Está muita coisa a acontecer no nosso mundo e na nossa Igreja. E, evidentemente, também nas nossas vidas pessoais e familiares, nos trabalhos e nos grupos de amigos. Uma coisa parece clara, a intuição do Papa que leva a Igreja a pensar na sinodalidade tem algo de profético. É algo que vem desafiar o mundo, mas antes de mais a Igreja, a pensar neste facto tão simples, que é o de que o dualismo e as divisões, ainda que possam ser uma tentação, pois facilitam as narrativas, nunca fazem jus à verdade. A verdade é complexa e muitas vezes, como dizia Romano Guardini, é preciso ver as polaridades, não para afirmar divisões, mas para perceber que a unidade tem de respeitar os vários polos.

Vou tentar exemplificar, deixando depois para cada leitor o aprofundamento destas polaridades, que são um desafio quando pensamos no que deve caminhar junto. Não só junto, no sentido de perto uns com os outros, mas verdadeiramente unidos interiormente. Juntos não quer dizer justapostos ou paralelos, mas também não quer dizer diluídos, como acontece quando cada um dos polos deixa de existir. Quer dizer em íntima relação. Cada um dos polos é importante e não desaparece, mas só se compreende plenamente quando unido ao outro.
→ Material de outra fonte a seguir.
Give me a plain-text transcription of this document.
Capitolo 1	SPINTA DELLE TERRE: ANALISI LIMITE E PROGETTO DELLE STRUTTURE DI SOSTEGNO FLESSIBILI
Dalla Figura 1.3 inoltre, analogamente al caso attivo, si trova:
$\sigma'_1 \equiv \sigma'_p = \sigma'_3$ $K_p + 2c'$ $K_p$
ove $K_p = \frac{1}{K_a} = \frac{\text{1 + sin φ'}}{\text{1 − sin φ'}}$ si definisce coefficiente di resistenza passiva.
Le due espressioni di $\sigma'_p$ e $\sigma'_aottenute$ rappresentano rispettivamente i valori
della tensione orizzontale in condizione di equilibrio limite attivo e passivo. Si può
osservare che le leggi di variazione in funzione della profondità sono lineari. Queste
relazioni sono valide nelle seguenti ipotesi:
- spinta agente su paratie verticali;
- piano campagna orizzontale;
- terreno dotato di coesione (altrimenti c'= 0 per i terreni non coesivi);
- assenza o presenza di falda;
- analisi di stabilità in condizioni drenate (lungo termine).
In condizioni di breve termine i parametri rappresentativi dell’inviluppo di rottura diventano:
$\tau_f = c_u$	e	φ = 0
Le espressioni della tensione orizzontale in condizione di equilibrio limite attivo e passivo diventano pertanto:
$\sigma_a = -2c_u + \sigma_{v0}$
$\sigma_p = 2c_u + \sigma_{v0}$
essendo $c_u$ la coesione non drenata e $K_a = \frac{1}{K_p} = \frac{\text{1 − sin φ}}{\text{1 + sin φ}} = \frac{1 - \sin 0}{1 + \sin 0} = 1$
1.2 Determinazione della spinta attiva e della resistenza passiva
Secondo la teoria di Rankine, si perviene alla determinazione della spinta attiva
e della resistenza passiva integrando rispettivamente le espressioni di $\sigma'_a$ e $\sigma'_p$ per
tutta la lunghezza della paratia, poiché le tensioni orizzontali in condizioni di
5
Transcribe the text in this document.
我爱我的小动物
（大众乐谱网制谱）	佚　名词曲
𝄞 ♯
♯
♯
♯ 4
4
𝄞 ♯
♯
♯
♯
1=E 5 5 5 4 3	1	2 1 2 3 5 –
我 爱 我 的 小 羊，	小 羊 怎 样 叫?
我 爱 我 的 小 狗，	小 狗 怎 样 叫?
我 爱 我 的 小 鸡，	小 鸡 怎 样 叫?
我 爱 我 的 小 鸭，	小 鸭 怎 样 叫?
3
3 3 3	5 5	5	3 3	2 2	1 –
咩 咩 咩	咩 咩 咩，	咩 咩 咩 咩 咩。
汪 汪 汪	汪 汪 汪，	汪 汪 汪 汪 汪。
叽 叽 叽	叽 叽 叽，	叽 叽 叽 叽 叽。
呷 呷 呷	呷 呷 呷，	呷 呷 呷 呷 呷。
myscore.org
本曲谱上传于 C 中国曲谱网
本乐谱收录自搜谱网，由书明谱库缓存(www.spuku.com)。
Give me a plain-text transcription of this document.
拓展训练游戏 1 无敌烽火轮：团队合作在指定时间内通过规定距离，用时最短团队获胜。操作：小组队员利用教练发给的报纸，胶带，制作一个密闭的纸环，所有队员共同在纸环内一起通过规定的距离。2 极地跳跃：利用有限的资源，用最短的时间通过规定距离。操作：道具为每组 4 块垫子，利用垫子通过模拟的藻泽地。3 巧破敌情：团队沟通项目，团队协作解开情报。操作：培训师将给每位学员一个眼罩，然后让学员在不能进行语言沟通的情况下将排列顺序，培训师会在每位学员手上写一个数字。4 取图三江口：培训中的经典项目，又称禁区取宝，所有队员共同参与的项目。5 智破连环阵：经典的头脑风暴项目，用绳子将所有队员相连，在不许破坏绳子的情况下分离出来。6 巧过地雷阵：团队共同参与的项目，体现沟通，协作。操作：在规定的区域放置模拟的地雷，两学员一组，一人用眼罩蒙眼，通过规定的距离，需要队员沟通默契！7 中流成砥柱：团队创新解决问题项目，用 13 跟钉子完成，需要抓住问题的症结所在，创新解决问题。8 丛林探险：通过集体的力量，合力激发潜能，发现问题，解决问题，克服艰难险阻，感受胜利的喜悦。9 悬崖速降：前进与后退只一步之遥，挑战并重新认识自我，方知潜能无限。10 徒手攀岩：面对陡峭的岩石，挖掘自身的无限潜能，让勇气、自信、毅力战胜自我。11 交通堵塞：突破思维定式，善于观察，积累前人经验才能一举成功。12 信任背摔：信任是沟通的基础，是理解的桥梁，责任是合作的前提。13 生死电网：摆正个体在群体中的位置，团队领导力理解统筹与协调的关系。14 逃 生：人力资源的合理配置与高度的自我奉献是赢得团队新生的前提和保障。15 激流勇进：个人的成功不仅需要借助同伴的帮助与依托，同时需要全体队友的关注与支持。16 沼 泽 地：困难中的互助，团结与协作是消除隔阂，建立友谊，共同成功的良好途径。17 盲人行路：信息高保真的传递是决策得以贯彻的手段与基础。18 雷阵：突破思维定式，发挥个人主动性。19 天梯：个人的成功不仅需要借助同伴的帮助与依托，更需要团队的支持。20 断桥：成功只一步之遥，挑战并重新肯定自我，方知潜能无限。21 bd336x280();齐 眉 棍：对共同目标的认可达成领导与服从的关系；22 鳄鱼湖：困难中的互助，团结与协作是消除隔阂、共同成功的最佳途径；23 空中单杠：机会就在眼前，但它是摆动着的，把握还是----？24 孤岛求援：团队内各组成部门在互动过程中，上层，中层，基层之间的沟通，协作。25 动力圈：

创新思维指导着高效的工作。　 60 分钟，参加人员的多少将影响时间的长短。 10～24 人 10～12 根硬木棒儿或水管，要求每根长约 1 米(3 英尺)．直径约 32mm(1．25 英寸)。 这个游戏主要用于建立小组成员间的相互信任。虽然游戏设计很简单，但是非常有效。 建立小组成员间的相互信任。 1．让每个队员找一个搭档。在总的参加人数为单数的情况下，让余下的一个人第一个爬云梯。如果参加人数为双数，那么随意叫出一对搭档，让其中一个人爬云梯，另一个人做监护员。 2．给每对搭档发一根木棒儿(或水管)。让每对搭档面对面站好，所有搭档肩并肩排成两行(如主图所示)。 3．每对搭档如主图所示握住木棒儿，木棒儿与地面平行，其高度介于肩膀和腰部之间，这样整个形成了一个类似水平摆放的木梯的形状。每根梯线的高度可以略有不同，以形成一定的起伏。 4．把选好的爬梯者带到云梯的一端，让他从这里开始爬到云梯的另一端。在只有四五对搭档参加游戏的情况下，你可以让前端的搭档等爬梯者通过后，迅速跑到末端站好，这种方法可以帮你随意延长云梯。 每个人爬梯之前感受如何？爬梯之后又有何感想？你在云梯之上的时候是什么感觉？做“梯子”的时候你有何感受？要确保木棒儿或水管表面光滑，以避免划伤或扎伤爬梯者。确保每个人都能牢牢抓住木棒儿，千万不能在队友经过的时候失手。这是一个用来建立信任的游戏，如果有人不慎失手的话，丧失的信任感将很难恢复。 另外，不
Assim, na vida real que se quer fiel à verdade e à vontade de Deus, é importante que a fé e a vida quotidiana caminhem juntas, e, para isso, é importante que a oração e as tarefas também caminhem juntas, para que a nossa fé e a nossa oração, que nos relacionam com Deus, penetrem as relações humanas que vivemos e tudo o que fazemos. Isto leva a também dizer que a nossa actividade e a nossa consciência devem caminhar juntas. Por outras palavras, que a nossa capacidade de reconhecer o que é bem e o que é mal seja iluminada pela fé, e conduza o nosso agir, ao mesmo tempo, que o confronto quotidiano com a realidade, que acontece no nosso agir, alimente a nossa capacidade de discernir.

Também devemos desejar que a Graça de Deus e a nossa liberdade, assim como a fé e a razão, caminhem juntas. Temos consciência de precisar de Deus, mas também sabemos que Deus não só não dispensa o nosso sim como o suscita e lhe dá pleno sentido. Com a Graça, a nossa liberdade é mais livre e com o nosso sim livre, a Graça é mais eficaz; com a fé, a nossa razão pensa melhor e com a razão a pensar, a nossa fé é mais penetrante.

Daqui se poderá ainda constatar que é importante que a pergunta pelo sentido da vida e a resposta que encontramos em Jesus Cristo, caminhem juntas. Não aconteça que procuramos o que não existe (uma utopia) e não nos damos conta de que Jesus, que é real, é a resposta às exigências mais profundas do nosso coração. Assim, também o espanto perante os dons presentes e o desejo do que nos falta devem caminhar juntos, para não nos tornarmos uns sonhadores desesperados e ingratos que não se dão conta do que têm, nem nos conformarmos de forma preguiçosa com o que já temos.

Aliás, é fundamental que, nas relações humanas e nas relações com Deus, o pedido que exprime o que nos faz falta e o agradecimento por quanto nos é dado caminhem juntos. Quem pede e recebe agradece e quem agradece constata que a sua vida foi agraciada, ou seja, é amada. Isto recorda outro par que deve caminhar junto: memória e criatividade. Nem há criatividade a partir do zero ou que dispense a memória, nem devemos ficar a olhar para o passado de forma saudosista sem sentir a responsabilidade que a herança do passado nos chama a assumir. Num sentido ainda mais concreto, isto quer dizer que tantas vezes devemos avançar e arriscar, e outras vezes devemos esperar e corrigir. Porque também medo e coragem caminham juntos, para evitar que um destemido se torne num afoito que se autodestrói, ou que o medo paralise e não leve à procura de soluções e de ajudas.

Por fim, podemos, ainda, dizer que na vida familiar, eclesial e social é fundamental que marido e mulher, mas também pais e filhos, padres e leigos, movimentos e paróquias, colégios e paróquias, trabalho e família, diversas nações caminhem juntos. Cada um dos polos tem e deve desenvolver a sua identidade e a sua missão, mas precisamos todos uns dos outros. A guerra, a uniformização ou o fechamento em si não são formas de realizar a nossa humanidade. Precisamos da sinodalidade, não como um mínimo denominador comum que anula as diferenças, mas como expressão do amor que valoriza o outro, ao mesmo tempo que leva cada um a assumir a própria missão e faz com que todos olhem juntos para a meta e se ajudem caminhando juntos.